Page MenuHomePhabricator

[ceph] Add monitoring for inter-osd/mon/cloudvirt connectivity
Closed, ResolvedPublic

Description

Add metrics and alerts for basic connectivity between ceph nodes and cloudvirts, specifically:

The alerts should not page, but just show up in alertmanager when:

  • More than 4 pings from a node failed in a short period
  • More than 4 pings to a node failed in a short period
  • More than 10% of the pings in total failed in a short period
  • More than 2 pings from a node failed continuously in a medium period
  • More than 2 pings to a node failed continuously in a medium period
  • More than 5% of the pings in total failed in a medium period

Details

Related Changes in Gerrit:

Event Timeline

dcaro changed the task status from Open to In Progress.
dcaro triaged this task as High priority.
dcaro moved this task from To refine to Doing on the User-dcaro board.

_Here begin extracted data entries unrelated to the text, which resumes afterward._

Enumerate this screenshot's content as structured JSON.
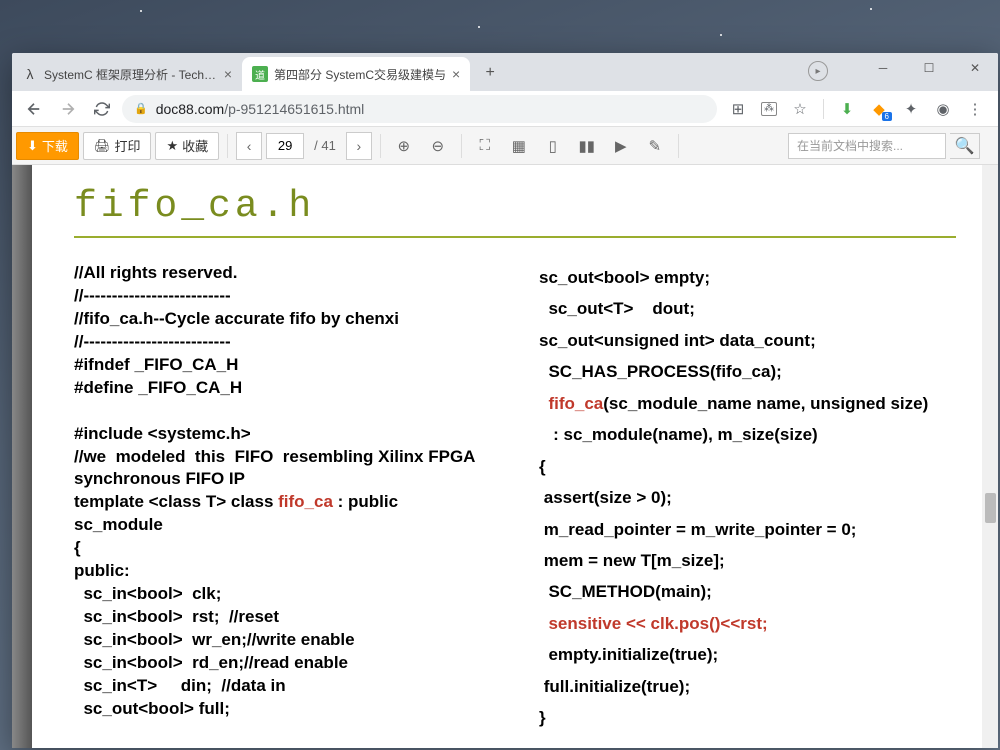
{
  "tabs": [
    {
      "icon": "λ",
      "label": "SystemC 框架原理分析 - Tech No"
    },
    {
      "icon": "道",
      "label": "第四部分 SystemC交易级建模与"
    }
  ],
  "url": {
    "domain": "doc88.com",
    "path": "/p-951214651615.html"
  },
  "ext_badge": "6",
  "toolbar": {
    "download": "下载",
    "print": "打印",
    "favorite": "收藏",
    "page_current": "29",
    "page_total": "/ 41",
    "search_placeholder": "在当前文档中搜索..."
  },
  "document": {
    "title": "fifo_ca.h",
    "left_column": [
      {
        "t": "//All rights reserved."
      },
      {
        "t": "//--------------------------"
      },
      {
        "t": "//fifo_ca.h--Cycle accurate fifo by chenxi"
      },
      {
        "t": "//--------------------------"
      },
      {
        "t": "#ifndef _FIFO_CA_H"
      },
      {
        "t": "#define _FIFO_CA_H"
      },
      {
        "t": ""
      },
      {
        "t": "#include <systemc.h>"
      },
      {
        "t": "//we  modeled  this  FIFO  resembling Xilinx FPGA synchronous FIFO IP"
      },
      {
        "mixed": [
          {
            "t": "template <class T> class "
          },
          {
            "t": "fifo_ca",
            "c": "r"
          },
          {
            "t": " : public sc_module"
          }
        ]
      },
      {
        "t": "{"
      },
      {
        "t": "public:"
      },
      {
        "t": "  sc_in<bool>  clk;"
      },
      {
        "t": "  sc_in<bool>  rst;  //reset"
      },
      {
        "t": "  sc_in<bool>  wr_en;//write enable"
      },
      {
        "t": "  sc_in<bool>  rd_en;//read enable"
      },
      {
        "t": "  sc_in<T>     din;  //data in"
      },
      {
        "t": "  sc_out<bool> full;"
      }
    ],
    "right_column": [
      {
        "t": "sc_out<bool> empty;"
      },
      {
        "t": "  sc_out<T>    dout;"
      },
      {
        "t": "sc_out<unsigned int> data_count;"
      },
      {
        "t": "  SC_HAS_PROCESS(fifo_ca);"
      },
      {
        "mixed": [
          {
            "t": "  "
          },
          {
            "t": "fifo_ca",
            "c": "r"
          },
          {
            "t": "(sc_module_name name, unsigned size)"
          }
        ]
      },
      {
        "t": "   : sc_module(name), m_size(size)"
      },
      {
        "t": "{"
      },
      {
        "t": " assert(size > 0);"
      },
      {
        "t": " m_read_pointer = m_write_pointer = 0;"
      },
      {
        "t": " mem = new T[m_size];"
      },
      {
        "t": "  SC_METHOD(main);"
      },
      {
        "t": "  sensitive << clk.pos()<<rst;",
        "c": "r"
      },
      {
        "t": "  empty.initialize(true);"
      },
      {
        "t": " full.initialize(true);"
      },
      {
        "t": "}"
      }
    ]
  }
}
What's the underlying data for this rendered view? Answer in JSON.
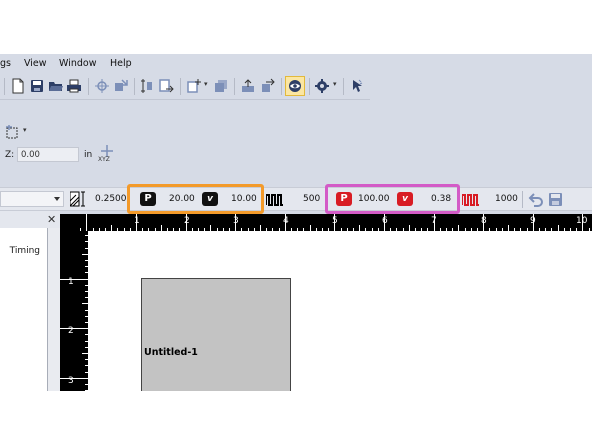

Change 824202 had a related patch set uploaded (by David Caro; author: David Caro):

[operations/puppet@production] node_pinger: use jumbo frames

https://gerrit.wikimedia.org/r/824202

Change 824202 merged by David Caro:

[operations/puppet@production] node_pinger: use jumbo frames

https://gerrit.wikimedia.org/r/824202

dcaro moved this task from Backlog to Done on the cloud-services-team (FY2022/2023-Q3) board.